The output of the shapes layer—lots of bits and pieces—is then evaluated by the assembly layer which attempts to assemble a fully formed digit from the shapes identified in the shapes layer.
The ten output cells summarize the data collected in the assembly layer. The output cell gathering the strongest responses from the assembly layer determines which digit the neural network believes is located in the image grid.
How are the values in the shapes and assembly layers calculated? Even for the seemingly simple case of ten digits, recognizing a single digit is complex since both its shape and location within the image grid can vary tremendously.
The calculations made in the shapes and assembly layers are determined through a process of “training.” In neural networks training replaces the tedious, manual programming done in conventional computers. Today’s commercial AI systems are trained using massive datasets—encyclopedias, books, legal texts, movie scripts, and much more—swept up from the internet.
Our simple neural network though can be trained using standardized, commercial data: the MNIST dataset. This off-the-shelf database contains 70,000 images of handwritten digits. Each image is a 28 by 28 grayscale grid similar to our sample above.
For our simple neural network, training consists of submitting each of the 70,000 images to the neural network, assessing the output cells for accuracy, and then making incremental adjustments to the neurons in the shapes and assembly layers to increase the network’s accuracy.
Each neuron in the shapes layer is connected to all the input cells. The influence each of the 784 inputs has on a neuron is controlled by adjusting that input’s weight. Similar to a water faucet, an input’s weight controls how much of the input “flows” into the neuron. The neuron’s 784 weighted inputs are then summed. The sum is next adjusted by the bias and activation functions which further shape the neuron’s output. The output is then routed to the assembly layer.
A similar process is followed by the neurons in the assembly layer.
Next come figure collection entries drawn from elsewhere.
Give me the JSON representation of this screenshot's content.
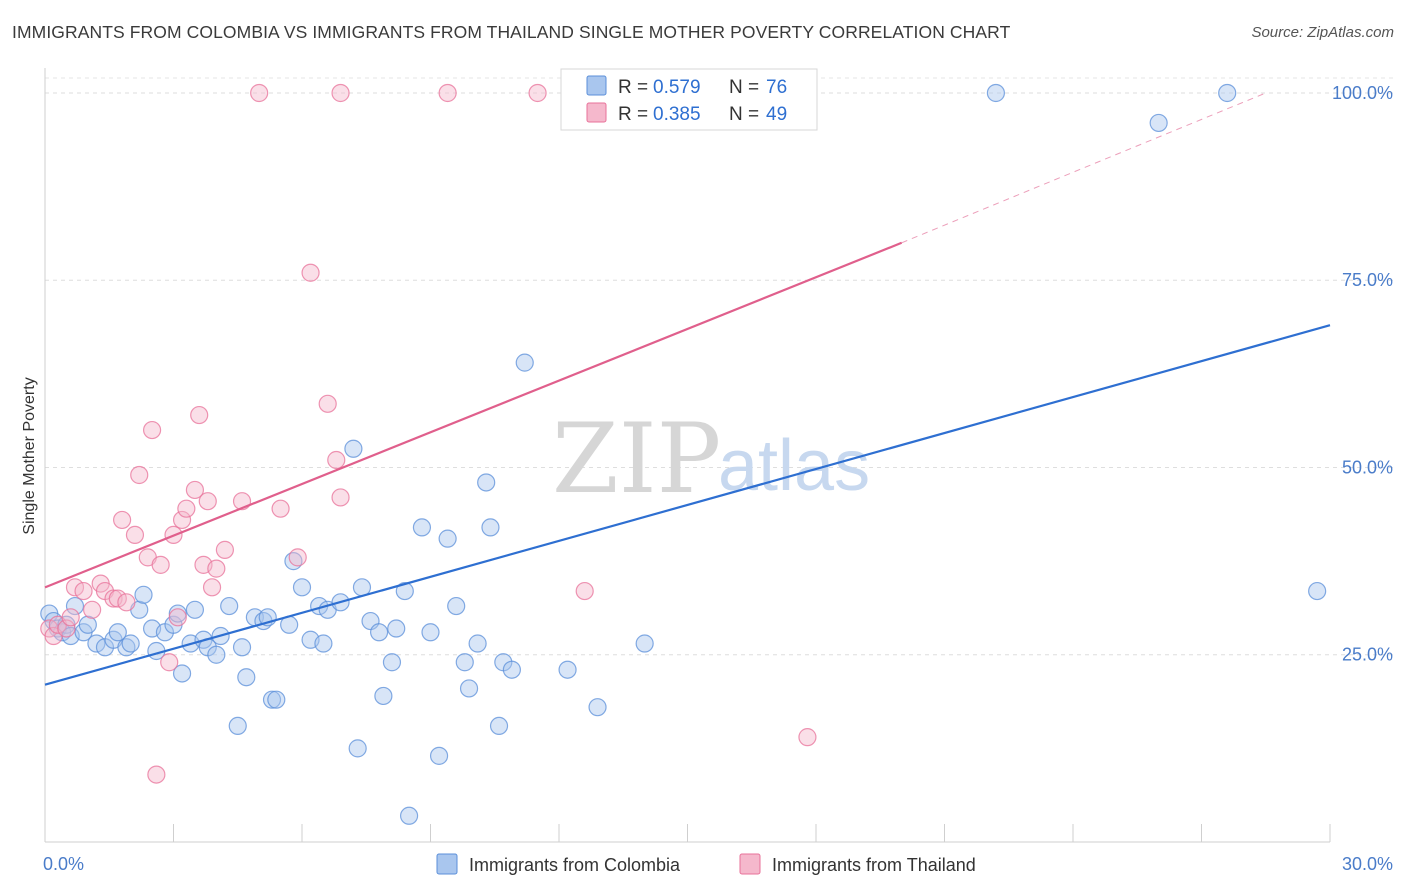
{
  "title": "IMMIGRANTS FROM COLOMBIA VS IMMIGRANTS FROM THAILAND SINGLE MOTHER POVERTY CORRELATION CHART",
  "source": "Source: ZipAtlas.com",
  "watermark": {
    "zip": "ZIP",
    "atlas": "atlas"
  },
  "colors": {
    "colombia": "#5b8fd9",
    "colombia_fill": "#a9c6ee",
    "thailand": "#e8729a",
    "thailand_fill": "#f5b8cc",
    "colombia_line": "#2e6fd1",
    "thailand_line": "#e05f8c"
  },
  "chart_data": {
    "type": "scatter",
    "title": "IMMIGRANTS FROM COLOMBIA VS IMMIGRANTS FROM THAILAND SINGLE MOTHER POVERTY CORRELATION CHART",
    "xlabel": "",
    "ylabel": "Single Mother Poverty",
    "xlim": [
      0,
      30
    ],
    "ylim": [
      0,
      102
    ],
    "x_tick_labels": [
      "0.0%",
      "30.0%"
    ],
    "y_ticks": [
      25,
      50,
      75,
      100
    ],
    "y_tick_labels": [
      "25.0%",
      "50.0%",
      "75.0%",
      "100.0%"
    ],
    "grid": true,
    "legend": [
      {
        "r_label": "R = ",
        "r": "0.579",
        "n_label": "N = ",
        "n": "76"
      },
      {
        "r_label": "R = ",
        "r": "0.385",
        "n_label": "N = ",
        "n": "49"
      }
    ],
    "series": [
      {
        "name": "Immigrants from Colombia",
        "trend": {
          "x": [
            0,
            30
          ],
          "y": [
            21.0,
            69.0
          ]
        },
        "points": [
          [
            0.1,
            30.5
          ],
          [
            0.2,
            29.5
          ],
          [
            0.3,
            28.5
          ],
          [
            0.4,
            28.0
          ],
          [
            0.5,
            29.0
          ],
          [
            0.6,
            27.5
          ],
          [
            0.7,
            31.5
          ],
          [
            0.9,
            28.0
          ],
          [
            1.0,
            29.0
          ],
          [
            1.2,
            26.5
          ],
          [
            1.4,
            26.0
          ],
          [
            1.6,
            27.0
          ],
          [
            1.7,
            28.0
          ],
          [
            1.9,
            26.0
          ],
          [
            2.0,
            26.5
          ],
          [
            2.2,
            31.0
          ],
          [
            2.3,
            33.0
          ],
          [
            2.5,
            28.5
          ],
          [
            2.6,
            25.5
          ],
          [
            2.8,
            28.0
          ],
          [
            3.0,
            29.0
          ],
          [
            3.1,
            30.5
          ],
          [
            3.2,
            22.5
          ],
          [
            3.4,
            26.5
          ],
          [
            3.5,
            31.0
          ],
          [
            3.7,
            27.0
          ],
          [
            3.8,
            26.0
          ],
          [
            4.0,
            25.0
          ],
          [
            4.1,
            27.5
          ],
          [
            4.3,
            31.5
          ],
          [
            4.5,
            15.5
          ],
          [
            4.6,
            26.0
          ],
          [
            4.7,
            22.0
          ],
          [
            4.9,
            30.0
          ],
          [
            5.1,
            29.5
          ],
          [
            5.2,
            30.0
          ],
          [
            5.3,
            19.0
          ],
          [
            5.4,
            19.0
          ],
          [
            5.7,
            29.0
          ],
          [
            5.8,
            37.5
          ],
          [
            6.0,
            34.0
          ],
          [
            6.2,
            27.0
          ],
          [
            6.4,
            31.5
          ],
          [
            6.5,
            26.5
          ],
          [
            6.6,
            31.0
          ],
          [
            6.9,
            32.0
          ],
          [
            7.2,
            52.5
          ],
          [
            7.3,
            12.5
          ],
          [
            7.4,
            34.0
          ],
          [
            7.6,
            29.5
          ],
          [
            7.8,
            28.0
          ],
          [
            7.9,
            19.5
          ],
          [
            8.1,
            24.0
          ],
          [
            8.2,
            28.5
          ],
          [
            8.4,
            33.5
          ],
          [
            8.5,
            3.5
          ],
          [
            8.8,
            42.0
          ],
          [
            9.0,
            28.0
          ],
          [
            9.2,
            11.5
          ],
          [
            9.4,
            40.5
          ],
          [
            9.6,
            31.5
          ],
          [
            9.8,
            24.0
          ],
          [
            9.9,
            20.5
          ],
          [
            10.1,
            26.5
          ],
          [
            10.3,
            48.0
          ],
          [
            10.4,
            42.0
          ],
          [
            10.6,
            15.5
          ],
          [
            10.7,
            24.0
          ],
          [
            10.9,
            23.0
          ],
          [
            11.2,
            64.0
          ],
          [
            12.2,
            23.0
          ],
          [
            12.9,
            18.0
          ],
          [
            14.0,
            26.5
          ],
          [
            22.2,
            100.0
          ],
          [
            26.0,
            96.0
          ],
          [
            27.6,
            100.0
          ],
          [
            29.7,
            33.5
          ]
        ]
      },
      {
        "name": "Immigrants from Thailand",
        "trend": {
          "x": [
            0,
            20
          ],
          "y": [
            34.0,
            80.0
          ]
        },
        "trend_extension": {
          "x": [
            20,
            28.5
          ],
          "y": [
            80.0,
            100.0
          ]
        },
        "points": [
          [
            0.1,
            28.5
          ],
          [
            0.2,
            27.5
          ],
          [
            0.3,
            29.0
          ],
          [
            0.5,
            28.5
          ],
          [
            0.6,
            30.0
          ],
          [
            0.7,
            34.0
          ],
          [
            0.9,
            33.5
          ],
          [
            1.1,
            31.0
          ],
          [
            1.3,
            34.5
          ],
          [
            1.4,
            33.5
          ],
          [
            1.6,
            32.5
          ],
          [
            1.7,
            32.5
          ],
          [
            1.8,
            43.0
          ],
          [
            1.9,
            32.0
          ],
          [
            2.1,
            41.0
          ],
          [
            2.2,
            49.0
          ],
          [
            2.4,
            38.0
          ],
          [
            2.5,
            55.0
          ],
          [
            2.6,
            9.0
          ],
          [
            2.7,
            37.0
          ],
          [
            2.9,
            24.0
          ],
          [
            3.0,
            41.0
          ],
          [
            3.1,
            30.0
          ],
          [
            3.2,
            43.0
          ],
          [
            3.3,
            44.5
          ],
          [
            3.5,
            47.0
          ],
          [
            3.6,
            57.0
          ],
          [
            3.7,
            37.0
          ],
          [
            3.8,
            45.5
          ],
          [
            3.9,
            34.0
          ],
          [
            4.0,
            36.5
          ],
          [
            4.2,
            39.0
          ],
          [
            4.6,
            45.5
          ],
          [
            5.0,
            100.0
          ],
          [
            5.5,
            44.5
          ],
          [
            5.9,
            38.0
          ],
          [
            6.2,
            76.0
          ],
          [
            6.6,
            58.5
          ],
          [
            6.8,
            51.0
          ],
          [
            6.9,
            46.0
          ],
          [
            6.9,
            100.0
          ],
          [
            9.4,
            100.0
          ],
          [
            11.5,
            100.0
          ],
          [
            12.6,
            33.5
          ],
          [
            17.8,
            14.0
          ]
        ]
      }
    ]
  }
}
For each image, this iterative process may repeat hundreds of times until the neural network has “learned” the image. This process is repeated for each of the 70,000 training images. Once the neural network has “learned” all the training images, it can quickly and accurately identify scanned images from ZIP codes to tax forms.
It’s this iterative training process which gives today’s Artificial Intelligence its remarkable power to learn whether simple digits, the meaning of a Shakespearean sonnet, or even an entire language.
Confused? That’s not surprising. It took computer scientists 75 years to develop Marvin Minsky’s original theory into today’s powerful Artificial Intelligence. I’ll discuss this evolution over the next few weeks.
Love the historical context. I am very pleased at the speed and the results of these early Ai systems like CHATGPT............going forward , many industries/occupations wil be disrupted in ways we cannot imagine just yet..........
Nice picture of Minsky. I know him more for his model of cognition based on “frames” proposed in the early 1970’s.